Personas de mi entorno que han leído Los
ojos de Saïd, novela que a pesar de su reciente publicación, escribí
hace unos cuantos años, me han preguntado si el argumento sería el mismo si la
hubiese escrito ahora. No he sabido qué contestar. Confieso que tampoco sé qué
responder cuando alguien me comenta que caigo en los tópicos y que mis finales
son demasiado idílicos. Mi primera reacción es quedarme muda, algo que no siempre implica que no
esté de acuerdo, sino que necesito meditarlo. Aprendo más de quien se atreve a
hacerme una crítica honesta, aunque no sea buena, que de quien se esfuerza en
decirme lo que sabe que quiero oír. Una crítica constructiva puede resultarle
de gran ayuda al escritor —o aprendiz de— que desea pulir su estilo y
enriquecerlo con cada nueva humilde aportación al mundo de las letras.
Aun así,
no soy de reacciones rápidas. Analizo todas las opiniones que recibo acerca de
lo que escribo, positivas y negativas. Le doy numerosas vueltas. Entro en
debates conmigo misma. Me planteo viejos conflictos: —¿Qué pesa más, lo
racional o lo emocional?—. Por fin, después de una larga retahíla interna que
reivindica su liberación externa, me atrevo a exponerlo por escrito,
a modo de reflexión, como haré ahora.
Quienes me conocen de verdad, saben que no soy una
persona banal, ni lo son mis escritos. Suena contradictorio, me doy cuenta.
¿Cómo otorgarle cierta lógica a lo que trato de expresar? En mis textos se
cuelan experiencias y estados de ánimo, ya lo sabéis. No puedo, ni quiero evitarlo.
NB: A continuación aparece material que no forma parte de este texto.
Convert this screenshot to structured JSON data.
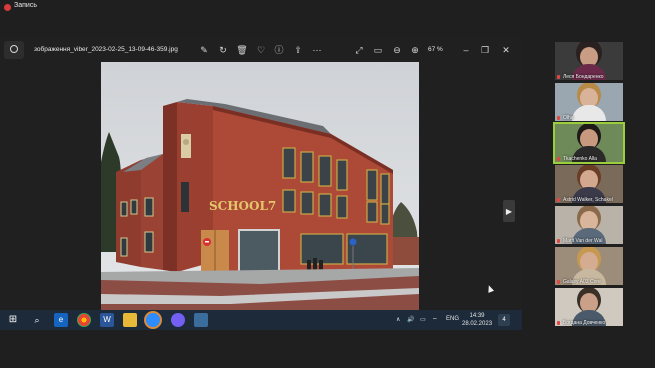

Si no lo hiciese así, no sería yo. La que garabateó las primeras anotaciones
que darían paso a lo que luego se convirtió en Los ojos de Saïd era una mujer
—enamorada hasta los tuétanos— que no sabía nada de Marruecos, ni de los
marroquíes, ni de sus costumbres, ni de su religión. Era una Mar cándida que,
absorbida por la serenidad de una mirada de ojos negros, tiró del hilo de ese sentimiento,
y se dejó arrastrar por él tanto en su propia existencia, como sobre el papel. Después,
la imaginación hizo de las suyas, y el destino también.
Como no tenía prisa, la
trama fue tomando forma a medida que pasaba el tiempo, a la par que se
consolidaba su historia, la verdadera, la que transcurría en el mundo real.
Más tarde, esa Mar viajó en repetidas ocasiones a Marruecos, un país que se le
quedó prendido en el alma, cuyas múltiples contradicciones la cautivaron por entero.
De ahí se trajo la semilla para Pasión en Marrakech que, como todo
aquel que la ha leído sabe, es un torbellino de felicidad, sensualidad y erotismo,
fruto de la vorágine de sensaciones en las que ella misma estaba sumergida en
esa idílica etapa de su vida. Esa Mar todavía creía en los finales felices. Estaba
firmemente convencida de su existencia. Se sentía fuerte para hacerle frente a
cualquier obstáculo, en la realidad y en la ficción, porque tenía claro que el
broche de oro iba a ser un hermoso final. Un final feliz. Imprescindible.
Irreversible. Insustituible.
Ingenua para unos, inocente para muchos, niña adulta para otros. A menudo no soy
ni lo primero, ni lo segundo, ni lo tercero. Pero es cierto que, en algunas
ocasiones, lo soy todo a la vez. Escribo con la misma pasión que amo y vivo. Me
entrego en cuerpo y alma, incluso cuando invento esos finales felices que
anhelo para mí misma. Así soy yo. Transparente. Desnuda. Expuesta. Ningún «as»
bajo la manga.
Tanto Pasión en Marrakech como Los
ojos de Saïd pintan las cosas más bonitas de lo que en realidad son, en
efecto. ¿Y qué? Están escritas así a conciencia. Son novelas. Es ficción. La
vida no es una novela, demasiado bien lo sé. ¿Pero por qué no darnos el gusto de
vez en cuando de leer —y escribir— historias que nos desconectan de nuestra
verdad y nos transportan a un universo paralelo en el que los finales felices son
posibles?
En cuanto a si Los ojos de Saïd sería lo que es si
la hubiese escrito ahora… La respuesta es no. Un NO rotundo. Ni siquiera
existiría. Por otra parte, aun a riesgo de contradecirme una vez más, me alegro
de haberla creado cuando lo hice, ni antes ni después. Me alegro de que exista,
y de que sea tal y como es. Estoy segura de que ha cumplido la función de
cerrar un ciclo de mi evolución —como escritora y como persona— que dará paso a un estilo diferente, más maduro.